Need more information? Bryophyte identification can be very challenging. If you're really interested in learning more about these fascinating plants, sign up for the bryophyte class offered at the North Carolina Botanic Garden in Chapel Hill.
You can also pick up Crum and Anderson's 2 volume Mosses of Eastern North America (1981) and Marie L. Hicks's Guide to Liverworts of North Carolina, both of which are excellent references.
Directions: There are two parking areas at Johnston Mill Nature Preserve connected by Robin's Trail, located off Turkey Farm Road and Mt. Sinai Road, respectively. According to the TLC Johnston Mill Nature Preserve brochure, one can arrive at the the Turkey Farm Road lot by taking "NC 86 north from I-40 (exit 266) 0.1 mile. Turn right on Whitfield Road and follow it for 1 mile. Turn left on Turkey Farm Road and follow that road for 1.2 miles. The parking area is on the left."
One can arrive at the Mt. Sinai Road lot by taking "NC 86 north from I-40 (exit 266) 1.8 miles. Turn right on Mt. Sinai Road and follow it for 1.1 miles. The parking area is on the right just before the New Hope Creek bridge."
My observations & ponderings: As my husband and I explored Johnstill Mill Nature Preserve from the Turkey Farm Road lot on a quiet morning in the middle of the week, we were most powerfully struck by two things: 1) the amazing power of natural disturbance and 2) the surprising density of fascinating natural phenomenon that appears when one takes the time to look and listen.
The effects of natural disturbance is quite evident at Johnston Mill Nature Preserve. As we walked along New Hope Creek, it was easy to see the fresh sediments that had been deposited as far as twenty feet from the creek by recent flooding. Although the extent of the flooding is perhaps exacerbated by local land use change, the process is a natural one that replenishes the nutrients of North Carolina's bottomland forests.
New Hope Creek
Other forms of natural disturbance are also evident at the Johnston Mill preserve: hurricanes and ice storms. The impacts of these powerful storms can be seen in the tree falls on the bluff trail, which was affected by Hurricane Fran in 1996 and a severe ice storm in late 2002. The evidence of nature's power at Johnston Mill serves as humbling reminder of both our responsibility to care for the earth and our vulnerability to natural phenomenon.

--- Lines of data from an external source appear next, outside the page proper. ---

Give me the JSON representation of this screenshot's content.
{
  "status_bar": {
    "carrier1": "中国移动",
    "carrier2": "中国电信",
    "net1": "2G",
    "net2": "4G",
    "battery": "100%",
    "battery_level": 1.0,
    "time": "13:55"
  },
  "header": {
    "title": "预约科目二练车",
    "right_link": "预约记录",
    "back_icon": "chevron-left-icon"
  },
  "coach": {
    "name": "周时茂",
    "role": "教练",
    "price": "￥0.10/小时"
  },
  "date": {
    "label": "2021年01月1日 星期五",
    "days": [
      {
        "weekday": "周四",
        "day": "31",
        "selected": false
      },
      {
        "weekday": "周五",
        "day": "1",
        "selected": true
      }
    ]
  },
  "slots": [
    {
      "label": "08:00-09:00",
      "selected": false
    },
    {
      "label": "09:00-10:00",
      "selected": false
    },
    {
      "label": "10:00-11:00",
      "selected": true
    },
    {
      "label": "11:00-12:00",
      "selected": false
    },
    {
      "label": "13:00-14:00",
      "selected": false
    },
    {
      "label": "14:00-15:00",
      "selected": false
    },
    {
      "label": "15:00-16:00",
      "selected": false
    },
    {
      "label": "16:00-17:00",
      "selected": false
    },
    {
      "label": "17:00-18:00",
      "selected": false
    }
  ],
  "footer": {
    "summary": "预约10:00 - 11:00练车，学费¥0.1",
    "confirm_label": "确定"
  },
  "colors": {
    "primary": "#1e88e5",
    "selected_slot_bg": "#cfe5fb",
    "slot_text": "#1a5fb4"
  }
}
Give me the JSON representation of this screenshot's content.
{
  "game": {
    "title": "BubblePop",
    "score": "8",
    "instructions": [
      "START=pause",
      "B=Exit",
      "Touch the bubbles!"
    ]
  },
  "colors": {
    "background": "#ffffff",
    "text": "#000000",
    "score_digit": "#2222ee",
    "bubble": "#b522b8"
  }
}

Taking a slow walk - I'm over 6 months pregnant, so all our walks are slow now - through the woods at Johnston Mill gave us the opportunity to find some amazing organisms, that often go ignored. Due to the recent rains and cool weather, mushrooms have erupted throughout the bottomlands. We were lucky to find a beautiful crown coral (Clavicorona spp) at Johnston Mill. Fortunately, a group of mycologists and mycophiles recently found crown coral (Clavicorona pyxidata) nearby in the Duke Forest, making identification easier.
Besides observing beautiful mushrooms and ornate bryophytes, we were also greeted by an abundance of insects, still active despite the cooler whether. Butterflies and moths fluttered by as mosquitos hovered around our heads and crickets called in the distance.
The flurry of insect activity drew our attention towards the wild flowers at Johnston Mill. Some flowers, like the small red morning glory (Ipomoea coccinea) though weedy, still managed to awe us with their vibrance. Others, like the downy rattlesnake plantain (Goodyera pubescens) that blooms in summer and is now reduced to basal leaves or the crane-fly orchid (Tipularia discolor) whose winter leaves only now emerge, served as an unignorable reminder that summer was over and autumn had arrived.